18 July 2005 With Nepal facing a "very serious crisis," senior United Nations envoy Lakhdar Brahimi has said that a solution is "not beyond reach," and urged all political forces to work together to restore constitutional order and multi-party democracy in the strife-torn Himalayan kingdom, where Maoist rebels have been battling the Government for nine years.
"The Nepalese are also conscious that this situation should not be allowed to continue…a solution is needed urgently," Mr. Brahimi, Secretary-General Kofi Annan's Special Adviser, said yesterday as he wrapped up a six-day visit to the country, where five months ago King Gyanendra dissolved Parliament, imposed a state of emergency and suspended civil liberties in an effort to suppress the long-running insurgency.

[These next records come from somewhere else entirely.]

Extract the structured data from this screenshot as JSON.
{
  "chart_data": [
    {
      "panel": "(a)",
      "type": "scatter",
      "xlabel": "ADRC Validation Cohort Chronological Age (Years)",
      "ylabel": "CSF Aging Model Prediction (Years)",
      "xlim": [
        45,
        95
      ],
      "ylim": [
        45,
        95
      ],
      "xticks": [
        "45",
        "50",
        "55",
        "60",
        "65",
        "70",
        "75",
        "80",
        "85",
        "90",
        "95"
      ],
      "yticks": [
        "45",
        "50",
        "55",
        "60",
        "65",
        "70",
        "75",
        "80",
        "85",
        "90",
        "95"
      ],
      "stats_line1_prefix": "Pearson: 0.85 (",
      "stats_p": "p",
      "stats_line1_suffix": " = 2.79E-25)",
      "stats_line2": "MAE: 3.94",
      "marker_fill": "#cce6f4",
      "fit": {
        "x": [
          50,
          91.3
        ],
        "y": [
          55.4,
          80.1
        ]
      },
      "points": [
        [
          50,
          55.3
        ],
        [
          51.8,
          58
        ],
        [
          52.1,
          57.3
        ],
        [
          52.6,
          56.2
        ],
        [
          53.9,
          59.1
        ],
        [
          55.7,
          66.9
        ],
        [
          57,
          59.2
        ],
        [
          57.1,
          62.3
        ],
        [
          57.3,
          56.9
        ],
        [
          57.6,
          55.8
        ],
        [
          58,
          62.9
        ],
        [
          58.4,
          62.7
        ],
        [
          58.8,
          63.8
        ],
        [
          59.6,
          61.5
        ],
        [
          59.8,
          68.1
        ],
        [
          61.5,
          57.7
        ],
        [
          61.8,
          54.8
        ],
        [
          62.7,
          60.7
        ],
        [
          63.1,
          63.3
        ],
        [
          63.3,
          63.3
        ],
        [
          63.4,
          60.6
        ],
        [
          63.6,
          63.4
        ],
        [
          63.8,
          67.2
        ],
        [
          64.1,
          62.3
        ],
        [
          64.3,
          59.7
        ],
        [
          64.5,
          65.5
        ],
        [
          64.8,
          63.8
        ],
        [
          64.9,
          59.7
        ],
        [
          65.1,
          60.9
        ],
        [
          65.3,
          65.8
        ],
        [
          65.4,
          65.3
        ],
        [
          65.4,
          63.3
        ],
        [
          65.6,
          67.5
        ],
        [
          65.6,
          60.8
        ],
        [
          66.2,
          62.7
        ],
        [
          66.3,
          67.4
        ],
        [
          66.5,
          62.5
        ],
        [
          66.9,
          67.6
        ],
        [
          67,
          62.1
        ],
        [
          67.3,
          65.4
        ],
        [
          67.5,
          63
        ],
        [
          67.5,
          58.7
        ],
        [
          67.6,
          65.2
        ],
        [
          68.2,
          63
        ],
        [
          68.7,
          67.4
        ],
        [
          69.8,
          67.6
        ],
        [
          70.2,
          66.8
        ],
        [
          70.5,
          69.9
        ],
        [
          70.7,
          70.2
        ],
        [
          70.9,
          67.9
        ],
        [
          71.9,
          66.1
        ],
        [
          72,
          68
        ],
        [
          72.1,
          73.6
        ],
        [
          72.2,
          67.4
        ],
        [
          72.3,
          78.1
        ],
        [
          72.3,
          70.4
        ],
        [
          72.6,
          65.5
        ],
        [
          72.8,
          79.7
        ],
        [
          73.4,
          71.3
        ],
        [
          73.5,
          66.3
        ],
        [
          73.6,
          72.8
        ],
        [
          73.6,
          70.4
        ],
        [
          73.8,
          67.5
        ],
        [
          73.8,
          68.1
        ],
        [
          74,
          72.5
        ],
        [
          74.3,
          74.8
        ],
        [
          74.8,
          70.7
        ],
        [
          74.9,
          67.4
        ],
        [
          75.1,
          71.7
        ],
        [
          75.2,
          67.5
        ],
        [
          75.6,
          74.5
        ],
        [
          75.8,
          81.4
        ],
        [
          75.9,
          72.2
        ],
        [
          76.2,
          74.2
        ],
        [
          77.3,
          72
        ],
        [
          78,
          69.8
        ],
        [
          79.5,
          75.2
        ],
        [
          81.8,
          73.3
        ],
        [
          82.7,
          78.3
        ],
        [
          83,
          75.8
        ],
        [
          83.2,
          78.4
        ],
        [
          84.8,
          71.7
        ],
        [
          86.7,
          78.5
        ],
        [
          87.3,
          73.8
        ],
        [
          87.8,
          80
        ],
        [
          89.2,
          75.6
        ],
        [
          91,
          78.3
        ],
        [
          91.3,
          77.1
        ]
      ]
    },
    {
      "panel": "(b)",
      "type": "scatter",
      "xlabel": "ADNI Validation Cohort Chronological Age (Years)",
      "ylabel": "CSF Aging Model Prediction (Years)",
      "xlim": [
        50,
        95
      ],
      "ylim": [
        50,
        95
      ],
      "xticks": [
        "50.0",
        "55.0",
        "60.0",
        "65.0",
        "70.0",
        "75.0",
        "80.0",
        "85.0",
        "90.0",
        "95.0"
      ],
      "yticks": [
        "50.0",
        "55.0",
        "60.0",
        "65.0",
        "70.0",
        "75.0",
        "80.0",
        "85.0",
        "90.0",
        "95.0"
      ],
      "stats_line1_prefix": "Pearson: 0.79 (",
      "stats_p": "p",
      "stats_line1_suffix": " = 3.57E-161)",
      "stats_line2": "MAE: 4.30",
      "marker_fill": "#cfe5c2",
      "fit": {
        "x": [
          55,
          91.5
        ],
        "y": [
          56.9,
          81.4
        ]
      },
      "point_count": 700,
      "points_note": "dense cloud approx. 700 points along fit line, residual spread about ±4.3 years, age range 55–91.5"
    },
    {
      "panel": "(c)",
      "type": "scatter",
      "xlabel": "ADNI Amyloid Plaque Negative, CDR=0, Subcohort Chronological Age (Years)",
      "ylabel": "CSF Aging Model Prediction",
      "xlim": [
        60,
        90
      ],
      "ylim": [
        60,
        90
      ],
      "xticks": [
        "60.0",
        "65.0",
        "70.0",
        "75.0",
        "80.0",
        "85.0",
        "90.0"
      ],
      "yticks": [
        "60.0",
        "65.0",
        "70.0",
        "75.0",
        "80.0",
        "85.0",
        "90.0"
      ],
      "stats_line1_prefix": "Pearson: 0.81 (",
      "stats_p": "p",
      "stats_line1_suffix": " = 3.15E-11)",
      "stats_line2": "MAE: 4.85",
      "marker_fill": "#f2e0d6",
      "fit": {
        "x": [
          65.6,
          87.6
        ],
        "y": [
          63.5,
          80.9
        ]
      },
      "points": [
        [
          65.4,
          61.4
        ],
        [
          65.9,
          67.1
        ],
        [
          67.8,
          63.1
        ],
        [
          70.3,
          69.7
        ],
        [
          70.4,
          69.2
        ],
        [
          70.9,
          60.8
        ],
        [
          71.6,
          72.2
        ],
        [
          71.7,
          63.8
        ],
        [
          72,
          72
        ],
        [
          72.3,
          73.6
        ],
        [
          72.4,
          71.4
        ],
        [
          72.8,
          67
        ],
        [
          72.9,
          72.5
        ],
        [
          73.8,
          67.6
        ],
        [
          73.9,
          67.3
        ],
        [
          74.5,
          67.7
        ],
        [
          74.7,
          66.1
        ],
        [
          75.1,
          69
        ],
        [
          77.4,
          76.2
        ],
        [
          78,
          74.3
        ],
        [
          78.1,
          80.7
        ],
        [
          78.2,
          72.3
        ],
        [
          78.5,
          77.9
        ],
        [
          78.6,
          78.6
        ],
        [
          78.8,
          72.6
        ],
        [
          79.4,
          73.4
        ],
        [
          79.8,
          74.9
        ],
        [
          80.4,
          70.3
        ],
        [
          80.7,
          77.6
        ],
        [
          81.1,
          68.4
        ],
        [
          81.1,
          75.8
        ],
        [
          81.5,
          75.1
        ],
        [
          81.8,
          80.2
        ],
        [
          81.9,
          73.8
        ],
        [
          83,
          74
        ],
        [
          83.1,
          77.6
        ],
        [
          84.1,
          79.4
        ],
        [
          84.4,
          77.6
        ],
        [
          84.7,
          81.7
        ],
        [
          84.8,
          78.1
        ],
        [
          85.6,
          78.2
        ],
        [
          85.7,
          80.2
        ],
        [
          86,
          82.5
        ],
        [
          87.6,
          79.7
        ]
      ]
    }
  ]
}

Urging all sides to end the hostilities and work towards an inclusive national dialogue needed to solve the current crisis Nepal is facing, he said the UN believed that Nepal was capable of developing a necessary process for a peaceful resolution of the prevailing conflict, "which all wish to see." He added that the UN would remain available to provide its assistance in whatever form it may be needed.
In April, UN High Commissioner for Human Rights Louise Arbour and the Government signed an agreement to set up a monitoring operation to help establish accountability for rights abuses and prevent further violations by all sides in the armed conflict, which has been escalating since 1996.
Two UN teams visited the country that month, looking into the needs of an expanded UN rights office there and examining the situation of internally displaced persons (IDPs).
Mr. Brahimi, who met with top Nepalese officials in Kathmandu during his stay, said that will now report to the Secretary-General on his findings.